Liberals hate it when one of their demographics doesn’t goose-step for them. In my own case, I tried when I was a teenager to play to their “all teenagers are liberal card,” and was told, “You’re just an ignorant kid who’s been brainwashed.” Mary tried something similar: when her newspaper ran a glowing article on the Young Democrats at her high school, she wrote a letter to the editor pointing out that not all teenagers were liberal, and received a great deal of contempt from her classmates–including family members–for it.
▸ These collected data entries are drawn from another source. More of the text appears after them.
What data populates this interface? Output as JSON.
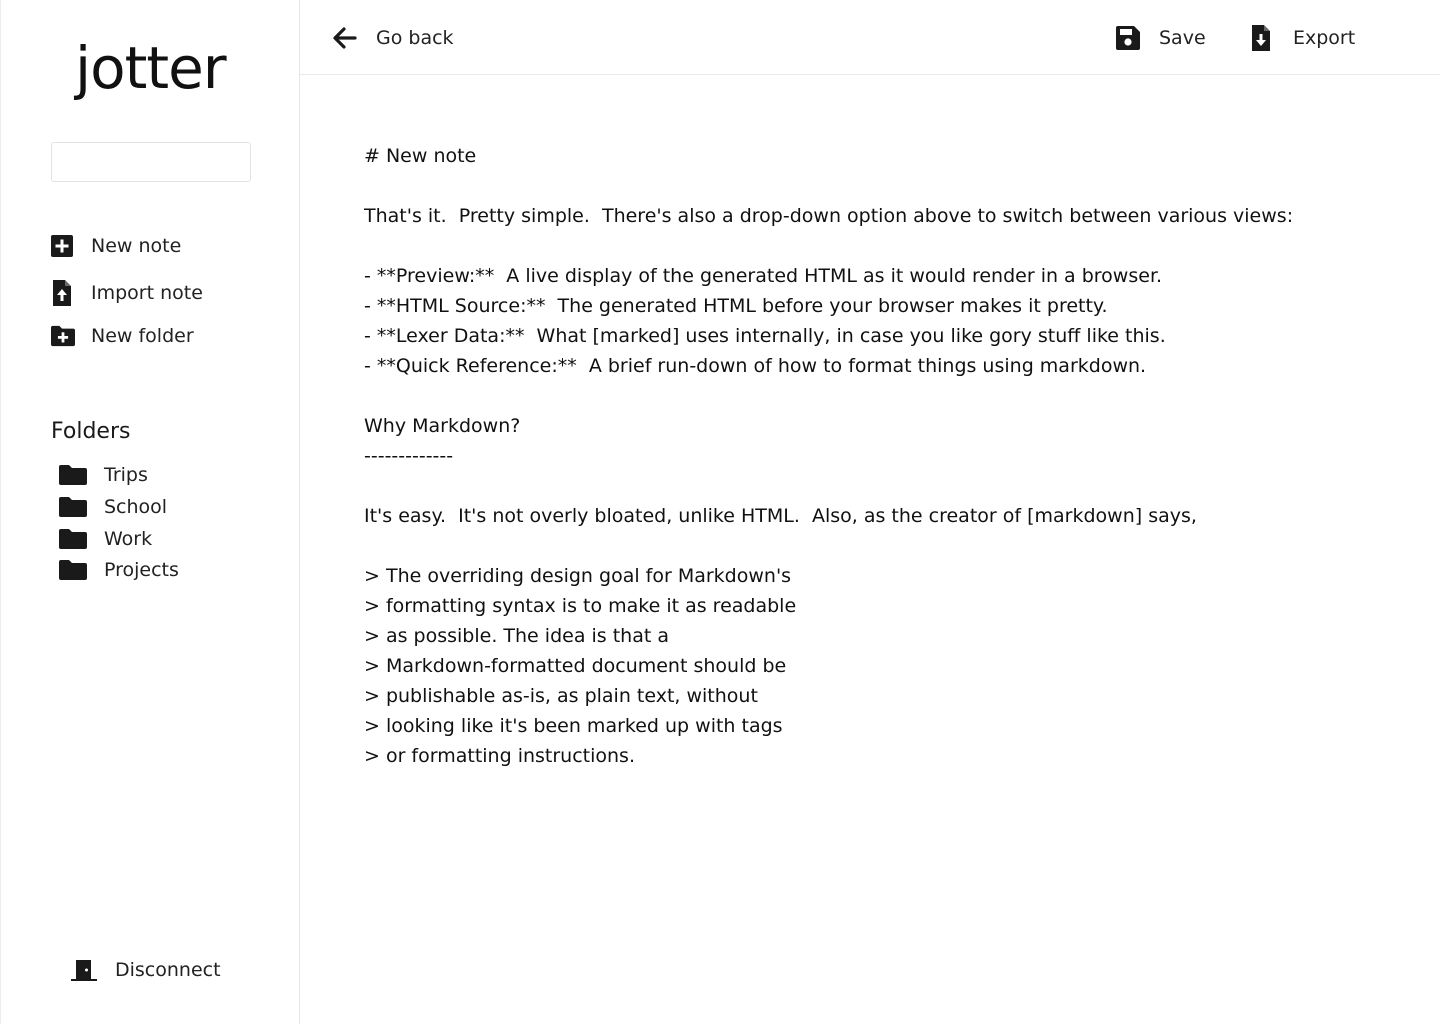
{
  "sidebar": {
    "logo": "jotter",
    "search": {
      "value": "",
      "placeholder": ""
    },
    "actions": [
      {
        "label": "New note",
        "icon": "plus-square-icon"
      },
      {
        "label": "Import note",
        "icon": "file-upload-icon"
      },
      {
        "label": "New folder",
        "icon": "folder-plus-icon"
      }
    ],
    "folders_title": "Folders",
    "folders": [
      {
        "label": "Trips",
        "icon": "folder-icon"
      },
      {
        "label": "School",
        "icon": "folder-icon"
      },
      {
        "label": "Work",
        "icon": "folder-icon"
      },
      {
        "label": "Projects",
        "icon": "folder-icon"
      }
    ],
    "disconnect": {
      "label": "Disconnect",
      "icon": "door-exit-icon"
    }
  },
  "topbar": {
    "back_label": "Go back",
    "save_label": "Save",
    "export_label": "Export"
  },
  "editor": {
    "content": "# New note\n\nThat's it.  Pretty simple.  There's also a drop-down option above to switch between various views:\n\n- **Preview:**  A live display of the generated HTML as it would render in a browser.\n- **HTML Source:**  The generated HTML before your browser makes it pretty.\n- **Lexer Data:**  What [marked] uses internally, in case you like gory stuff like this.\n- **Quick Reference:**  A brief run-down of how to format things using markdown.\n\nWhy Markdown?\n-------------\n\nIt's easy.  It's not overly bloated, unlike HTML.  Also, as the creator of [markdown] says,\n\n> The overriding design goal for Markdown's\n> formatting syntax is to make it as readable\n> as possible. The idea is that a\n> Markdown-formatted document should be\n> publishable as-is, as plain text, without\n> looking like it's been marked up with tags\n> or formatting instructions."
  }
}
When they said that Bush’s tax cuts “only helped the rich,” and that “$300 barely buys half a dress,” as one liberal columnist moaned, I would reply with facts on how Bush’s tax cuts helped my low-income family, and was told, “No one wants to hear your whining” or similar comments.

But the thing that struck me is this: yes, conservatives like to flock around those who express conservative beliefs while breaking a mold, just as much as liberals like to hate them. We love to point to anti-feminist women conservatives precisely because they answer NOW’s claims that all women are feminists. We point to Alan Keyes when they say that all blacks are Democrats, or that anyone who opposes Barack Obama is a racist.

But there’s still something else at work there. Often times, and maybe it’s because they have to try harder, these people are better conservatives than the white males. I mean, there are guys like George Will and Cal Thomas whom we sometimes overlook because they’re not as flamboyant as the Limbaughs and the Hannitys, and certainly Ann Coulter can give Limbaugh and Hannity a run for their money when it comes to making idiotic statements and putting political ideology above all else (as, for example, Mike Huckabee recently pointed out).

But there is something more eloquent about, say, Walter Williams and Alan Keyes than about Limbaugh and Hannity (maybe it’s that, unlike Limbaugh and Hannity, they have college degrees–doctorates, in fact).

I don’t just like Alan Keyes because he’s a conservative who happens to be black. I like him because he’s a Catholic who is consistent in his Catholic beliefs in the public sphere. I like him because he’s a conservative who doesn’t compromise to federalism when the Republicans are in power.

I like Maggie Gallagher not just because she’s a conservative and she’s a woman, but she’s a conservative woman who writes about marriage, morality and chastity. She does so as a single mom with a “past.” She does so in a way that challenges *both* parties for their complicity in the breakdown of the family. She’s willing to look past ideology and party to see where the anti-Catholic or anti-family wolves may be found under sheeps’ clothing. For example, she argued, against Republican conventional wisdom, that vouchers would give further incentive for religious schools to sink into apostasy, or her argument, against Bush, that the “marriage penalty” is a tax penalty for two-income families, and eliminating the “marriage penalty” would create a *new* “marriage penalty” for stay-at-home parents.

I was inspired to this thought process because Walter Williams calls his column “A Minority View,” and any white conservative who wrote an argument like this would be called a closet Klan member.